The completions were conducted using the Atwood Oceanics Atwood Eagle, a semi-submersible mobile offshore drilling unit.
Prior to the commencement of the completions campaign, Woodside conducted an environmental risk assessment and then implemented a range of mitigation and management measures to ensure potential environmental risks, including the potential marine pollution resulting from loss of containment of chemicals or hydrocarbons, were appropriately addressed.
Scottech Fluid Treatment Unit
Woodside's strong commitment to positive environmental outcomes and the sustainable development of hydrocarbon resources required the use of the latest fluids treatment technology and systems during its drilling and completions campaign. Scottech Oilfield Services, leaders in fluids treatment technology, had worked with Woodside on a number of occasions, and were able to provide the services Woodside required.
When approached by Woodside to help with fluids treatment during GWF-1, Scottech were in the process of introducing to the Australian market a new piece of equipment used to treat fluids in the oil and gas industry.

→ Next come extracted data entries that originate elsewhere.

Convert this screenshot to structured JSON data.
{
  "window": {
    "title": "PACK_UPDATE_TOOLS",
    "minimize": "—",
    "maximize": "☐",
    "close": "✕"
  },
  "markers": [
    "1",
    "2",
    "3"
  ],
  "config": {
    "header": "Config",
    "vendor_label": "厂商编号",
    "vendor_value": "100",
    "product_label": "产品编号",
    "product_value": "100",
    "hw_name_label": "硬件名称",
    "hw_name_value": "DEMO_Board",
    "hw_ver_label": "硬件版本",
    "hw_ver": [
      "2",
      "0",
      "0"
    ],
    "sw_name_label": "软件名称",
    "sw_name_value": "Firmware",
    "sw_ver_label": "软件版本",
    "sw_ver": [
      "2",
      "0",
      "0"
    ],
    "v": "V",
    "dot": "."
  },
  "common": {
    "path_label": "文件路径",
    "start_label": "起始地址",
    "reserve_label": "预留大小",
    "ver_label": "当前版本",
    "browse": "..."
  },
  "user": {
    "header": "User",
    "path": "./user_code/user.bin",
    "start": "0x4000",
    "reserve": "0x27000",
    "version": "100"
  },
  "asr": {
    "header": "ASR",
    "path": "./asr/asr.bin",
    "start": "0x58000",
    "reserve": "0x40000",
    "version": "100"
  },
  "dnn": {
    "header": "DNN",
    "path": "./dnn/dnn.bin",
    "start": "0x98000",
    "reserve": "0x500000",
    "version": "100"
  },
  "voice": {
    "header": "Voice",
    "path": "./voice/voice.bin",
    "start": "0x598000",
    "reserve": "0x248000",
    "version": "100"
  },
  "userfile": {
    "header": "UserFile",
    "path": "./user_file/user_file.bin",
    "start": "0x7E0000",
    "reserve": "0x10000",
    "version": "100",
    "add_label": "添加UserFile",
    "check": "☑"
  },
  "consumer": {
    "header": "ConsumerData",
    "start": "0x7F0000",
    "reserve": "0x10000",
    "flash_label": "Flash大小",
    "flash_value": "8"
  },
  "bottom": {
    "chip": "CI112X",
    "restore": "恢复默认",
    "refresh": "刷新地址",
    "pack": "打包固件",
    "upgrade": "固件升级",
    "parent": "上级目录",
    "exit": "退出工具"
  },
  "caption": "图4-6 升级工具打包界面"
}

Scottech's fluid treatment unit is a totally new solution, recently brought to Australia by OTS, Norway, the parent company of Scottech Oilfield Services. The Fluid Treatment Unit has been developed to meet the stringent requirements of the 'zero discharge' regulation in the Norwegian sector of the North Sea, where it has been widely used and proven. It is anticipated that this higher level of regulation will be introduced into Australia, which has led to interest in the waste water/slop oil treatment equipment by Australian Operators.
The fluid treatment units are setting world-best environmental practice and enabling a lower discharge level. This is providing cost savings through minimised logistics – including vessel tank cleaning and onshore treatment and reduced time.
The Fluids treatment unit is able to process oil-contaminated brines, seawater, surfactants, freshwater, and surface-generated water. The unit consists of a mechanical separation system, which generates three distinct waste streams: dried solids, oil, and water. Any recovered hydrocarbons are stored and the treated, clean water can be discharged, if allowed by local permits.
During the campaign, the fluids treatment unit treated approximately 13,000 bbl of fluids, resulting in an average of 5 – 25 ppm prior to discharge.
Woodside is now planning to retain the unit for use on-board the Atwood Eagle during their next two year campaign starting July 2014.